"A deadly car accident brings together a group of previously unrelated
people, each of whom is forced to deal with the emotional fallout."
Man, being Canadian is sweet. It's easy to create a Canadian masterpiece.
Step 1: Find an movie from the States that is widely considered to be
excellent. The winner of a Best Picture Oscar is ideal. Let's say, for
example, Crash.
Step 2: Get that script into your word processing software. Do a
find/replace on "Los Angeles," substituting "Vancouver." Replace "New York"
with "Toronto," and "Boston" with "Montreal." Read it through once more. You
may have to clean up a little bit by replacing "Harvard" with "McGill" and so
forth.
Step 3: To comply with the Canadian constitution, hire either Molly Parker
or Callum Keith Rennie, preferably both.
Step 4: Pick up your awards. Wear warm clothing to the ceremony.
Actually, I'm just being silly. Although the premise sounds similar, Normal isn't
really anything like Crash. For one thing, there's no racial component,
because ... well, apparently because Canada, at least as pictured here, seems to be populated entirely by pale white people who have to focus their
irrational hatred on ethnicity rather than race.

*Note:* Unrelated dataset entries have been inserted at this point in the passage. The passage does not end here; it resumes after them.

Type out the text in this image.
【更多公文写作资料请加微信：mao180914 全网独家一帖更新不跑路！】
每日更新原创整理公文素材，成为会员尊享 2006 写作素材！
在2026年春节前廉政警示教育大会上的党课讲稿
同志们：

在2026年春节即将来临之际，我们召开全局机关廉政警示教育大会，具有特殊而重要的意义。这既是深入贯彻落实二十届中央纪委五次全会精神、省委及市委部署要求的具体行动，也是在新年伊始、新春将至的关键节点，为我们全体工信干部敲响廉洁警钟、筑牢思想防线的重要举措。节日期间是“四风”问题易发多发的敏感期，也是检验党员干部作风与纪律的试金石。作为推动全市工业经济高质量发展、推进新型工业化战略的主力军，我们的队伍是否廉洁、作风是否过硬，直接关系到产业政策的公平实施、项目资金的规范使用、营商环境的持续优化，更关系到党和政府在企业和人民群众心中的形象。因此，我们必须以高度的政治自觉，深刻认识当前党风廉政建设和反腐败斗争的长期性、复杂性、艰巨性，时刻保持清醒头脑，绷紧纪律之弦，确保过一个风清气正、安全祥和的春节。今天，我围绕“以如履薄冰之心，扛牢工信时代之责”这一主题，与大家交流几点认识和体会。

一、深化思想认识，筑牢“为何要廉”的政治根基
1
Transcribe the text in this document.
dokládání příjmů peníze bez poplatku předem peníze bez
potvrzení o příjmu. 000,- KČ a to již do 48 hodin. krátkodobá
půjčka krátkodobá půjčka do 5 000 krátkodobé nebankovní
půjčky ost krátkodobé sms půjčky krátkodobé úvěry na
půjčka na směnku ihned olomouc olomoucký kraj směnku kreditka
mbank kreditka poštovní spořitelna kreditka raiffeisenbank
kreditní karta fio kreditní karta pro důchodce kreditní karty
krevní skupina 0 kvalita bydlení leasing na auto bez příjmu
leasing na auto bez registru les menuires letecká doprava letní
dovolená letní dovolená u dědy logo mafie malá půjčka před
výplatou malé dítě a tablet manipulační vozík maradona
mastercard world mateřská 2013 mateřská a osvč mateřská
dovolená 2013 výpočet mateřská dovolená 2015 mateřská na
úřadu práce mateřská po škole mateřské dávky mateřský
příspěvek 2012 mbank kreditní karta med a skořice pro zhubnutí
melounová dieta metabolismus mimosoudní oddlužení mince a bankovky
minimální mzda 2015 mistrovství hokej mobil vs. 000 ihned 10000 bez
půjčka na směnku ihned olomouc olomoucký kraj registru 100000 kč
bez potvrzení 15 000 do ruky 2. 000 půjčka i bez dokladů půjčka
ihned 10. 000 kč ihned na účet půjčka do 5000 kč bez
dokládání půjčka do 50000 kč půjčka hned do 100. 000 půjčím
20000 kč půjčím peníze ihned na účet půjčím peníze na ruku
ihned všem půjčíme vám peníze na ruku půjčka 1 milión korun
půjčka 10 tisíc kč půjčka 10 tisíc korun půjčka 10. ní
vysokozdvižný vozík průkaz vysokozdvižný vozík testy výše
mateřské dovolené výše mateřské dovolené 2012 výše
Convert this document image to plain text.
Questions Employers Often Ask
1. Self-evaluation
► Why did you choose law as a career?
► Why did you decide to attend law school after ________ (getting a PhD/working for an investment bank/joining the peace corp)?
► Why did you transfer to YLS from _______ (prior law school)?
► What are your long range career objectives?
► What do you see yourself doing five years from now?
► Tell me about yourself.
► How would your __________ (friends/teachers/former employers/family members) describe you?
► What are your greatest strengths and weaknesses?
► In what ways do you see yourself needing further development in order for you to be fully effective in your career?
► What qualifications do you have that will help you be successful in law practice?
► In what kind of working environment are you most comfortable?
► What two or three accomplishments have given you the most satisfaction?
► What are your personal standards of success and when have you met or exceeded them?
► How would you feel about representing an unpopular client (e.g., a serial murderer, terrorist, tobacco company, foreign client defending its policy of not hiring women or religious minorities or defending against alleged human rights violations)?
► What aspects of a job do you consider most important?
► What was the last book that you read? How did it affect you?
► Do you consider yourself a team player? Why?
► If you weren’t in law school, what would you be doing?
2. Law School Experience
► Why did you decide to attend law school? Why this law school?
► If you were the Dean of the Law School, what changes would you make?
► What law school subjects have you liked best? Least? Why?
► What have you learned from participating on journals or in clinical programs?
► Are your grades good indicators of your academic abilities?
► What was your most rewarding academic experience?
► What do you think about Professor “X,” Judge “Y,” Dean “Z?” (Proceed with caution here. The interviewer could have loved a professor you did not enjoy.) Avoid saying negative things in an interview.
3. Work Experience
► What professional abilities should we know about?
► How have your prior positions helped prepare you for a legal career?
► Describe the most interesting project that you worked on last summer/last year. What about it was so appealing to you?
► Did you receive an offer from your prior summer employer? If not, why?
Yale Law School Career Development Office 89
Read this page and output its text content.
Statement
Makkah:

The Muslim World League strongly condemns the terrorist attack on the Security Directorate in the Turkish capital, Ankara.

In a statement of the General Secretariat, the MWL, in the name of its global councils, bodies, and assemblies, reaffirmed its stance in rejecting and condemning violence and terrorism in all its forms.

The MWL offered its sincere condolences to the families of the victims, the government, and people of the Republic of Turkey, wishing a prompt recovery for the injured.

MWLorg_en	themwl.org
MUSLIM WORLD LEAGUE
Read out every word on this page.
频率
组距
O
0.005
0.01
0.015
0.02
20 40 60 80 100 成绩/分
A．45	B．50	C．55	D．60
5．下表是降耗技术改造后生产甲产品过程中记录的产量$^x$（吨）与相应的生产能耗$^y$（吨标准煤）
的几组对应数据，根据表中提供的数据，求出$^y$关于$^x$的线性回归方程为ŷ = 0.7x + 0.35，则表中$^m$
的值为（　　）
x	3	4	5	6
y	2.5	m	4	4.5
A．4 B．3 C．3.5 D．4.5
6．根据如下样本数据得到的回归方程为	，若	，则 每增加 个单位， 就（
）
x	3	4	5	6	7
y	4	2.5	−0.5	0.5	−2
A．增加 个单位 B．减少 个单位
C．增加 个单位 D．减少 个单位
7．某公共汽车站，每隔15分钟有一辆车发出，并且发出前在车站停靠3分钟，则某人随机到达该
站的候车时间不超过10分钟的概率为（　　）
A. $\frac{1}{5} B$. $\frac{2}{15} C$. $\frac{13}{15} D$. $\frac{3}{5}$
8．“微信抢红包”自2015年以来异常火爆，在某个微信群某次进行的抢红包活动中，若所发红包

But that's not what the film is about. There are, to the best of my
knowledge, no French-Canadians to be seen, although the manager of the pizza
shop does have a 1970s porno moustache, so he might be a candidate, even
though his last name is never revealed and his first name is not Pierre.
A high school basketball star was
killed in a car crash some time ago, and every single person in Canada blames
himself or herself for the boy's death. The driver of the other car thinks he
is to blame, even though the courts ruled otherwise. The boy's
best friend, who was driving their car, thinks he is to blame. His mother thinks
it is because she didn't raise him right. The local Dominos guy thinks the
accident could have been avoided if he had just gotten them that pizza three
minutes earlier and a dollar cheaper. The kid's fourth grade teacher thinks he
should have never failed him in geography. The guy whose car was stolen thinks
it was his fault for owning such a tempting car. Famed goalie Dominik Hasek
thinks he could have saved the kid, just as he saved so many sure goals over
the years. OK, maybe
I fabricated a few of those, but the point is that nobody thinks that maybe the
kid might have created his own problem by joyriding around town in a stolen
car.
If you're scoring at home, make up a list of every possible trite and
hackneyed comment that one could possibly make about a loved one taken too
soon. I think you will find that the characters in the film use every single
one on your list, and several more you forgot. Sometimes the characters argue over which
one has spouted the proper cliché! To be fair, the film does have a few good
moments, but simply doesn't work overall, and there is one key reason. The
part of the dead boy's mother, a role at the film's emotional core, is so
unsympathetic that I kept thinking "God, why couldn't the accident have killed
her instead?" After a string of irrational and contradictory tantrums, she
finally ends the film by leaving her husband because - get this - he failed to
demonstrate his grief in exactly the same way that she demonstrated hers. He
dealt with the tragedy by going back to work and trying to resume his routine
(as many people would have done), instead of joining her in a poor
impersonation of Hamlet, complete with madness and grief-laden soliloquies. I
guess that will teach him to be normal.
The mom finally gets some satisfaction at the end of the film when she
fails to forgive the miserable, guilt-ravaged schmuck who was driving the
other car, even though that guy is the only character in the film who seems to
be a complex and decent human being, and is gently taking care of his autistic
brother. The mom's callous treatment of the poor, sobbing dope finally beings a
smile to her face, and the film ends!
Now that's rewarding drama, hoser-style!